The executive assistant is among the most highly-paid employees in a city whose lucrative salaries have come under scrutiny in recent years. Last year, she was paid $215,856, according to City Manager Artie Fields.
In January, Butts and the rest of the council unanimously voted to give 10% bonuses to his assistant and 10 other city officials. Fields said McDade-Dickens’ bonus was $22,447.
McDade-Dickens started on Butts’ first mayoral campaign as a volunteer making $250 a week and was hired by the city as his part-time assistant soon after his inauguration in 2011, according to records from her divorce case. She became a full-time employee that summer, earning a salary of about $77,000 a year.
By 2017, her compensation had jumped to $245,436 including a bonus and other pay, according to Transparent California, a nonprofit organization that tracks government employee salaries.
That same year, Inglewood’s police chief, Mark Fronterotta, made $357,856 — about the same as the chief of the Los Angeles Police Department, which has roughly 10,000 officers compared to fewer than 300 in Inglewood. Fields made $384,665 — around $12,000 more than San Jose’s city manager, whose city has almost a million more people than Inglewood. They, too, were awarded bonuses in January.
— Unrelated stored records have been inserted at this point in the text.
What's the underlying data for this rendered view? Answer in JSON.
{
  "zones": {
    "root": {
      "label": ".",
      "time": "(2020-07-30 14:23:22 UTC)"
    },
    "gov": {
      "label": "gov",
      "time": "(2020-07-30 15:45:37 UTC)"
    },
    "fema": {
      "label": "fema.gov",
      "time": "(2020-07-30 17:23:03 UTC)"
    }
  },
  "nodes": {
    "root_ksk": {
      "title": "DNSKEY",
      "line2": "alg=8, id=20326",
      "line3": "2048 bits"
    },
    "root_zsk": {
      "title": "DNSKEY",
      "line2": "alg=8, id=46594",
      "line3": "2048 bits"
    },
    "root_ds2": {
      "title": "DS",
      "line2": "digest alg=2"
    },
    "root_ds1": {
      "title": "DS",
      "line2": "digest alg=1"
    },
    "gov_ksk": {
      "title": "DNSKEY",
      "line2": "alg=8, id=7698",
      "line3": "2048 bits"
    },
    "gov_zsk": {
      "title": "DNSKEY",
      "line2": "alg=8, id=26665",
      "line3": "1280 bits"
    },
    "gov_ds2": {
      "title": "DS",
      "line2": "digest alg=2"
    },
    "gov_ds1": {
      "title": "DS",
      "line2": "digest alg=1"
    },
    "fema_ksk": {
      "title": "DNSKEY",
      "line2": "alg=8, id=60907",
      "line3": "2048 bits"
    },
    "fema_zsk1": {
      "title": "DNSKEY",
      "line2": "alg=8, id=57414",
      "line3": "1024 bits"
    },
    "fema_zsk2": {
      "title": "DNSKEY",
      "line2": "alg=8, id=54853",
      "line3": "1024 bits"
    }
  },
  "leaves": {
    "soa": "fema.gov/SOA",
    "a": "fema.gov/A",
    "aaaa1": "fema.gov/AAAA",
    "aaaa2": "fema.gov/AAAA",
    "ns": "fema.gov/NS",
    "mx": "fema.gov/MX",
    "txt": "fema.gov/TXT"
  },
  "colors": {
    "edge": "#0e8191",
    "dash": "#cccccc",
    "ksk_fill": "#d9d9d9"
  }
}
“They have been getting those horrific bonuses for several years,” said Diane Sambrano, a longtime resident who has clashed with Butts at council meetings. “We have community service needs that are going unmet.”
Inglewood officials say that McDade-Dickens’ salary was increased as the city expanded her job responsibilities. She now oversees the parking enterprise division, the emergency management department and the city’s contract with the Los Angeles County Fire Department, among other duties, according to Fields.
“We need to attract top performers and educated people, like Melanie McDade, and we have to, and do, pay them accordingly,” Fields said.
Fields declined to release a copy of McDade-Dickens’ resume or any of her performance reviews.
In her deposition for the lawsuit, McDade-Dickens said she had previously worked as a merchant teller at Bank of America and then an account revenue supervisor at a property management firm, according to a transcript in the court file. She said she then worked as a stay-at-home mom for six years before the city hired her. Testifying in September, she said she had earned a bachelor’s degree in administration from the University of Phoenix about two years earlier.
Her questioning lasted 90 minutes before an MSG lawyer cut the deposition short. The firm’s lawyer, Jessica Stebbins Bina of Latham & Watkins, blamed another attorney representing the city for repeatedly advising McDade-Dickens not to answer questions.
Bina also complained that the city allowed McDade-Dickens to attend the mayor’s deposition and listen to his answers weeks before she was questioned under oath.
Disputes over the questioning of witnesses are relatively common in complex litigation, and lawyers have broad latitude to ask about many subjects during depositions, said Loyola law professor Jessica Levinson, who specializes in ethics and governance issues. Since both McDade-Dickens and Butts are witnesses in the case, knowing whether or not they’re romantically linked would help attorneys assess their credibility, she said.
Times staff writer Nathan Fenno contributed to this report.